China interventions grinding down yuan bears, inflows boost Asia FX bulls
By Jongwoo Cheon
SINGAPORE (Reuters) – Bearish bets on the Chinese yuan fell to a more than three-month low in the last two weeks as the central bank stabilised the currency after it fell through a key psychological level, a Reuters poll showed.
Sentiment on most other emerging Asian currencies grew even more positive, meanwhile, as global investors continued to flock to the region’s stock and bond markets in search of higher yields.
Bullish bets on some regional currencies were the highest in two to three years, according to the poll of 20 fund managers, analysts and currency traders conducted from Tuesday through Thursday.
Bets on further declines in the yuan shrank to the smallest since late April, when sentiment on the currency was nearly neutral, according to the survey.
Last month, the renminbi weakened past the psychologically important 6.7 per dollar mark, nearing six-year lows. But it has rebounded 1 percent since then as the central bank intervened to slow down the pace of its depreciation. Recent dollar weakness has also helped the yuan rebound.
Still, the Chinese currency may fall more than 3 percent against the dollar over the next 12 months, given the slowdown in the world’s second-largest economy, a separate Reuters poll showed on Wednesday. The People’s Bank of China will allow it to resume weakening, analysts said.
Disappointing U.S. data in the last few weeks, especially second-quarter economic growth, has caused investors to scale back expectations of a near-term interest rate hike by the Federal Reserve, taking steam out of the dollar.

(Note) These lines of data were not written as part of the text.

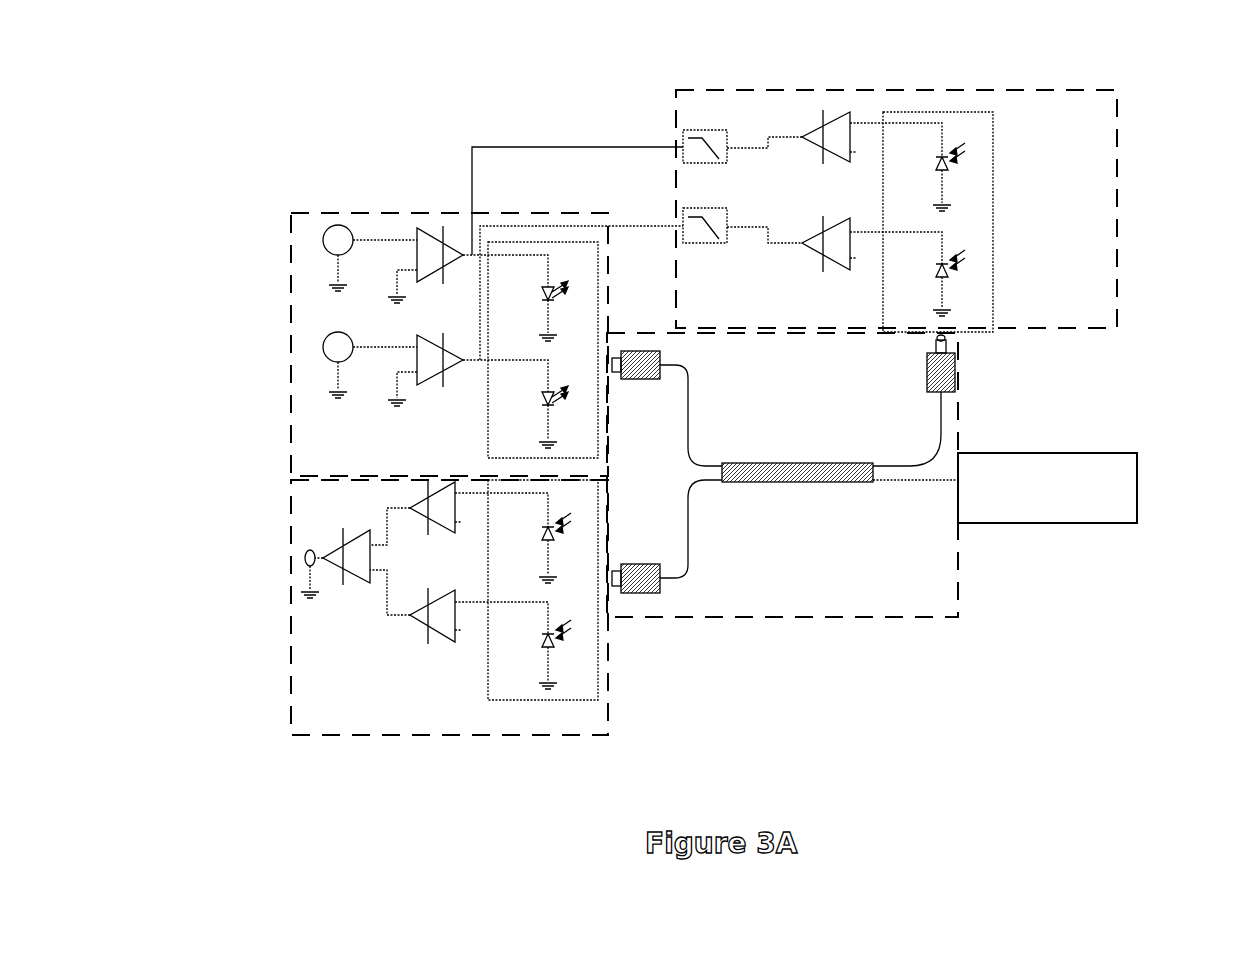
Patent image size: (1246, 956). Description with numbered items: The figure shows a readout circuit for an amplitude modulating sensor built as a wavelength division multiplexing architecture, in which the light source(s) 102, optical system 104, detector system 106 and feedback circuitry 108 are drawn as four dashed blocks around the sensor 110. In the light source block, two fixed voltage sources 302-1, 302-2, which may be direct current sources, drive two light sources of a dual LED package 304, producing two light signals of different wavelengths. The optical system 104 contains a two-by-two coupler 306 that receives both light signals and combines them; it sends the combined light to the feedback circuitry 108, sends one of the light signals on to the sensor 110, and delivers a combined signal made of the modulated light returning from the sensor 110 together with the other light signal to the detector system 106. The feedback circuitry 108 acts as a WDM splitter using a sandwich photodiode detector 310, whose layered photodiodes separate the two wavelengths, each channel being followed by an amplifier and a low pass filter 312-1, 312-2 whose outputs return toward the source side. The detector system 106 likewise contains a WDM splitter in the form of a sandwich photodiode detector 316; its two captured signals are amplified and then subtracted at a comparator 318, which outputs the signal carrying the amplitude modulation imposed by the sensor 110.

The light source(s) 102 is at (429, 311).
The optical system 104 is at (812, 506).
The detector system 106 is at (391, 607).
The feedback circuitry 108 is at (944, 211).
The sensor 110 is at (1137, 478).
The fixed voltage source 302-1 is at (343, 224).
The fixed voltage source 302-2 is at (330, 335).
The dual LED package 304 is at (530, 240).
The 2×2 coupler 306 is at (780, 483).
The sandwich photodiode detector 310 is at (993, 155).
The low pass filter 312-1 is at (722, 130).
The low pass filter 312-2 is at (727, 215).
The sandwich photodiode detector 316 is at (488, 690).
The comparator 318 is at (360, 578).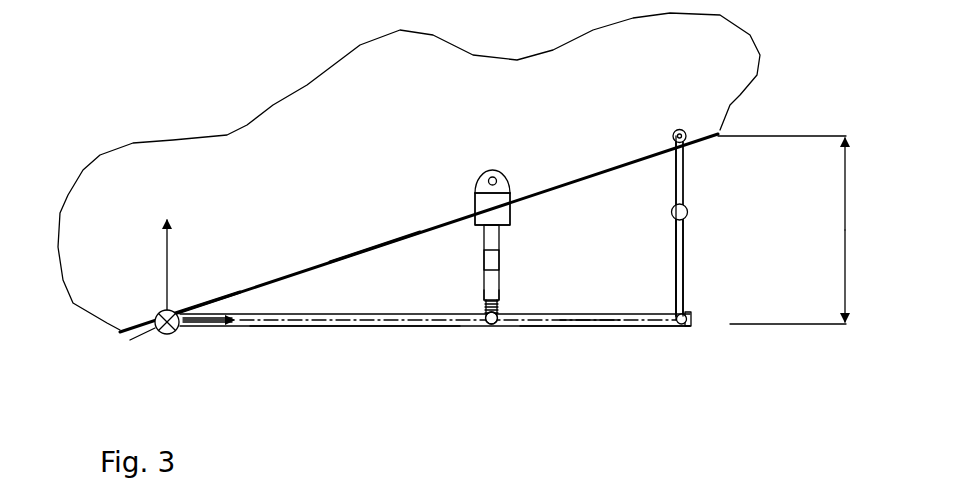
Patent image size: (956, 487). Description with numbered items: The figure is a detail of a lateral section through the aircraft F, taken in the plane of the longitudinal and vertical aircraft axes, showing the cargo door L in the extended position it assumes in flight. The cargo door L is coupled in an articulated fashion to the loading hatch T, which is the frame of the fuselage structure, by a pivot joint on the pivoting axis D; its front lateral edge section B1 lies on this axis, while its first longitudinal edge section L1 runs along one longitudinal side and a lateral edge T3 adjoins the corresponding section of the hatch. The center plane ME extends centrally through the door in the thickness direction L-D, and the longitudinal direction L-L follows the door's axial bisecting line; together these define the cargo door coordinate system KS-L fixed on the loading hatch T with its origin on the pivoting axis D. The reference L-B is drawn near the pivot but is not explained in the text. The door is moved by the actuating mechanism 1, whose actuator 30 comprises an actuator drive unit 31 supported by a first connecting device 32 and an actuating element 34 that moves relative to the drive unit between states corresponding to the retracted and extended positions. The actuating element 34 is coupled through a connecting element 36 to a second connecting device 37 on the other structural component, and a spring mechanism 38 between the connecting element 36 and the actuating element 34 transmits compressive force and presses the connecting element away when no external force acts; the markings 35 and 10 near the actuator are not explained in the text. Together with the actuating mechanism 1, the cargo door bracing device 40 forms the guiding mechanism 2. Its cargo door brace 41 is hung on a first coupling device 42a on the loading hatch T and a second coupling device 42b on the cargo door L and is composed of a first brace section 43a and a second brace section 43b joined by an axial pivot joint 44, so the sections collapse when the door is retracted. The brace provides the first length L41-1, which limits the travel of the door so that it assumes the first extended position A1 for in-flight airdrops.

The aircraft F is at (305, 86).
The loading hatch T is at (292, 260).
The lateral edge T3 is at (377, 245).
The cargo door coordinate system KS-L is at (198, 288).
The pivoting axis D is at (167, 336).
The thickness direction L-D is at (142, 265).
The lever bearing L-B is at (153, 331).
The cargo door L is at (340, 338).
The first longitudinal edge section L1 is at (375, 325).
The longitudinal direction L-L is at (197, 328).
The center plane ME is at (587, 323).
The front lateral edge section B1 is at (355, 303).
The first extended position A1 is at (605, 303).
The actuating mechanism 1 is at (420, 158).
The actuator 30 is at (474, 246).
The actuator drive unit 31 is at (492, 214).
The first connecting device 32 is at (492, 175).
The actuating element 34 is at (487, 276).
The connecting element 36 is at (487, 300).
The spring mechanism 38 is at (479, 309).
The second connecting device 37 is at (496, 325).
The contact element 35 is at (513, 304).
The plunger section 10 is at (604, 246).
The cargo door bracing device 40 is at (755, 190).
The cargo door brace 41 is at (719, 223).
The first coupling device 42a is at (681, 129).
The second coupling device 42b is at (690, 324).
The first brace section 43a is at (683, 174).
The second brace section 43b is at (684, 288).
The axial pivot joint 44 is at (531, 146).
The guiding mechanism 2 is at (766, 119).
The first length L41-1 is at (845, 278).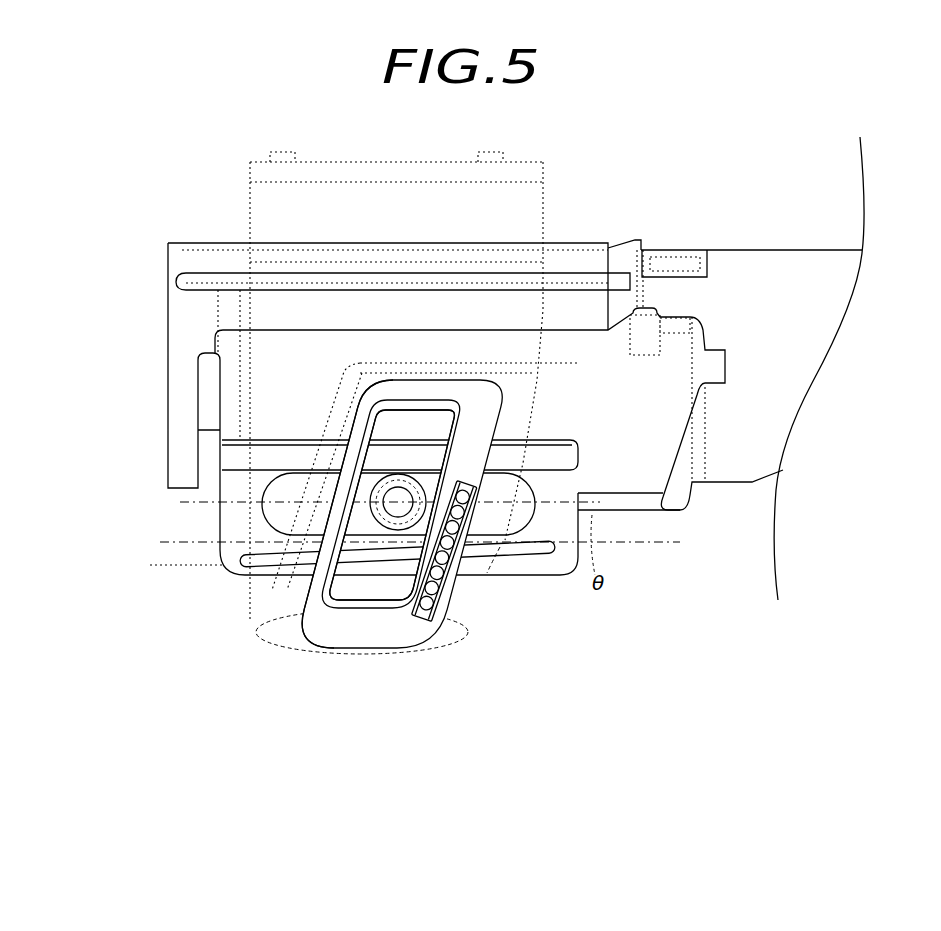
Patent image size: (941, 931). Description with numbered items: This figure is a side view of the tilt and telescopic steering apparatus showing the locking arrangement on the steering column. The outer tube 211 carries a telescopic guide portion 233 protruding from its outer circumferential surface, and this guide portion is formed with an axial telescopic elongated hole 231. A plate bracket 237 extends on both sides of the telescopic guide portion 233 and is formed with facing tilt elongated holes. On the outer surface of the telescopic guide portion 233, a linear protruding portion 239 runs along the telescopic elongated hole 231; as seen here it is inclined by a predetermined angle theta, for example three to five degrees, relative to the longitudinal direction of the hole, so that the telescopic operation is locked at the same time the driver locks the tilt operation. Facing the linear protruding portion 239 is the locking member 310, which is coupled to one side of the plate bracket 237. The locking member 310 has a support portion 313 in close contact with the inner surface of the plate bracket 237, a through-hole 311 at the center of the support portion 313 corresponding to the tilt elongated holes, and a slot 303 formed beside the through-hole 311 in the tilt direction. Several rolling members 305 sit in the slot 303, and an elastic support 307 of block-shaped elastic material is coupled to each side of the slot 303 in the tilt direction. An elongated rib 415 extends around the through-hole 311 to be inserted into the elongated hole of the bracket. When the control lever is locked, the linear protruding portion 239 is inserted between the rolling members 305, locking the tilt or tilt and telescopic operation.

The outer tube 211 is at (755, 270).
The telescopic elongated hole 231 is at (268, 493).
The telescopic guide portion 233 is at (563, 580).
The plate bracket 237 is at (432, 645).
The linear protruding portion 239 is at (526, 556).
The slot 303 is at (447, 587).
The rolling members 305 is at (450, 602).
The elastic support 307 is at (442, 623).
The locking member 310 is at (341, 556).
The through-hole 311 is at (366, 584).
The support portion 313 is at (313, 618).
The elongated rib 415 is at (330, 588).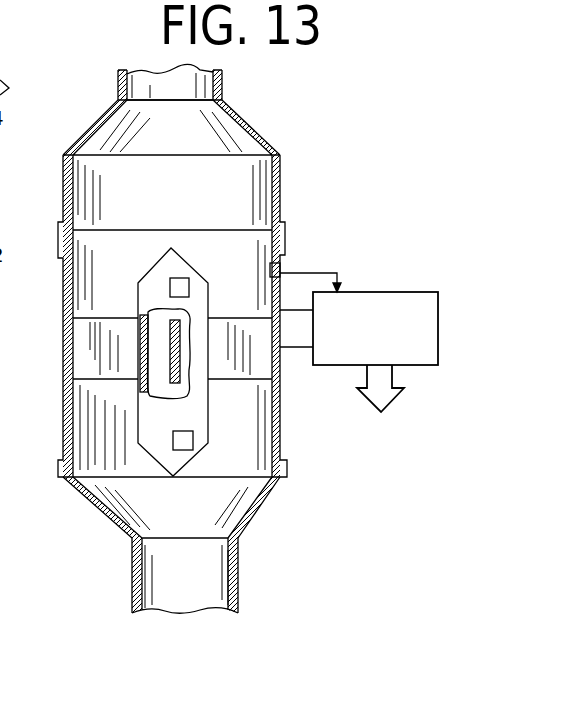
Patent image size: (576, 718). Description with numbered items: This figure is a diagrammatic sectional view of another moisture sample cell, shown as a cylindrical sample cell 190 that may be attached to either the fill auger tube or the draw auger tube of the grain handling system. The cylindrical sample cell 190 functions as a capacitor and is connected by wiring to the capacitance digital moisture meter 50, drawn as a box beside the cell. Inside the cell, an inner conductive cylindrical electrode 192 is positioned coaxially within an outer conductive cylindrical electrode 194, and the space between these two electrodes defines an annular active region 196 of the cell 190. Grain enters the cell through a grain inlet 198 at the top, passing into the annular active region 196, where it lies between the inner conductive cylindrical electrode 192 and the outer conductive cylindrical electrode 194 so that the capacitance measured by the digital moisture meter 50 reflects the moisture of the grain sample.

The cylindrical sample cell 190 is at (298, 169).
The grain inlet 198 is at (143, 73).
The outer conductive cylindrical electrode 194 is at (282, 418).
The inner conductive cylindrical electrode 192 is at (140, 340).
The annular active region 196 is at (98, 365).
The capacitance digital moisture meter 50 is at (371, 292).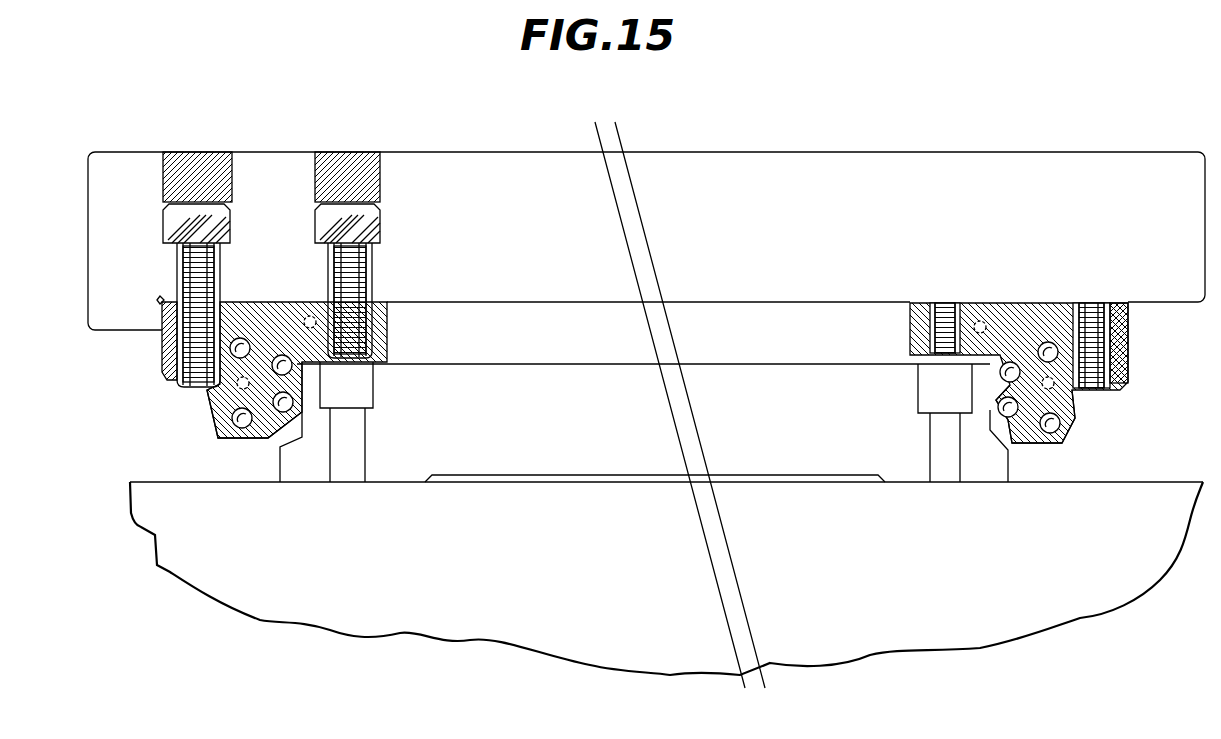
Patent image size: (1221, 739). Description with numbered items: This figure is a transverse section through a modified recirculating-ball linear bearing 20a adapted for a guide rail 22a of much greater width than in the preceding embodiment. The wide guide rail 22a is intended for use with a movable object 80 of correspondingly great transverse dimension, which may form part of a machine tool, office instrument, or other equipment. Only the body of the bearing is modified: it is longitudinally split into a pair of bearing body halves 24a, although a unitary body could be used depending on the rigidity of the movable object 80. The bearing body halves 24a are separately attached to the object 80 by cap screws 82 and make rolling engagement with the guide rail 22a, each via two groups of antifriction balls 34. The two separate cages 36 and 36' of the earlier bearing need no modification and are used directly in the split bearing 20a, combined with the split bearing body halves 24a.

The movable object 80 is at (833, 168).
The cap screws 82 is at (163, 226).
The antifriction balls 34 is at (282, 354).
The bearing body halves 24a is at (162, 316).
The recirculating-ball linear bearing 20a is at (155, 377).
The cage 36 is at (230, 400).
The cage 36' is at (1078, 414).
The guide rail 22a is at (855, 462).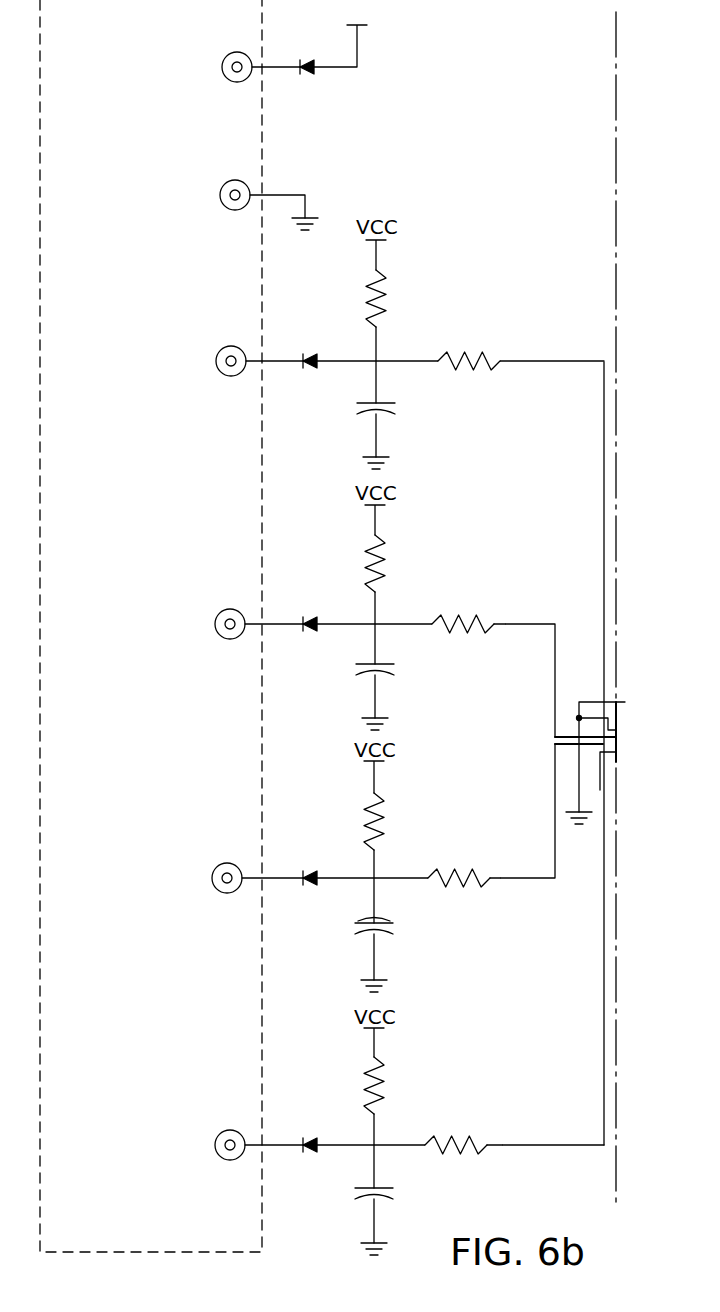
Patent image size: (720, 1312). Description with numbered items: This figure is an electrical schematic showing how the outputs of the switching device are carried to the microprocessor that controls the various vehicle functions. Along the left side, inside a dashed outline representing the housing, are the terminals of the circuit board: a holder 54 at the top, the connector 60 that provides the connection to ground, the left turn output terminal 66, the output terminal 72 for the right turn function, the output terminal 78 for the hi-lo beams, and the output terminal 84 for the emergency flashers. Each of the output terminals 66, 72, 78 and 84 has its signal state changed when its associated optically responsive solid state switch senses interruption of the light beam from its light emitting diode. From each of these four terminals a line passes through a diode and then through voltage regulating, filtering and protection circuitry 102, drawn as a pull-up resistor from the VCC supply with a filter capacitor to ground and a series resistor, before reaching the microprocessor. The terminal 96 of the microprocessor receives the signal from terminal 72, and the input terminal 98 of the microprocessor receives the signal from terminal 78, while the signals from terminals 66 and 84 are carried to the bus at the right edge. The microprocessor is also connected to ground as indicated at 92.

Other major monetary authorities including the European Central Bank and the Bank of England are expected to ease policy further in the wake of Britain’s vote to leave the European Union.
Such stimulus is expected to push more capital into emerging Asia as investors scour the world for better yields.
The Indonesia rupiah which offers one of highest yields in Asia – saw the largest bullish bets since April 2014.
South Korea’s won saw the highest long positions since July 2014 on equity inflows.
Optimistic bets on the Thai baht increased to the largest since April 2013 on capital inflows, while the Taiwan dollar saw the highest bullish bets since January 2013.
Foreign demand for Indian stocks and bonds lifted the rupee’s long positions to the largest since April 2015.
The Malaysian ringgit bucked the trend, however, with short positions edging up on concerns over scandal-plagued state fund 1Malaysia Development Berhad and weak oil prices.
The poll is focused on what analysts and fund managers believe are the current market positions in nine Asian emerging market currencies: the Chinese yuan, South Korean won, Singapore dollar, Indonesian rupiah, Taiwan dollar, Indian rupee, Philippine peso, Malaysian ringgit and the Thai baht.
The poll uses estimates of net long or short positions on a scale of minus 3 to plus 3. A score of plus 3 indicates the market is significantly long U.S. dollars.
The figures include positions held through non-deliverable forwards (NDFs).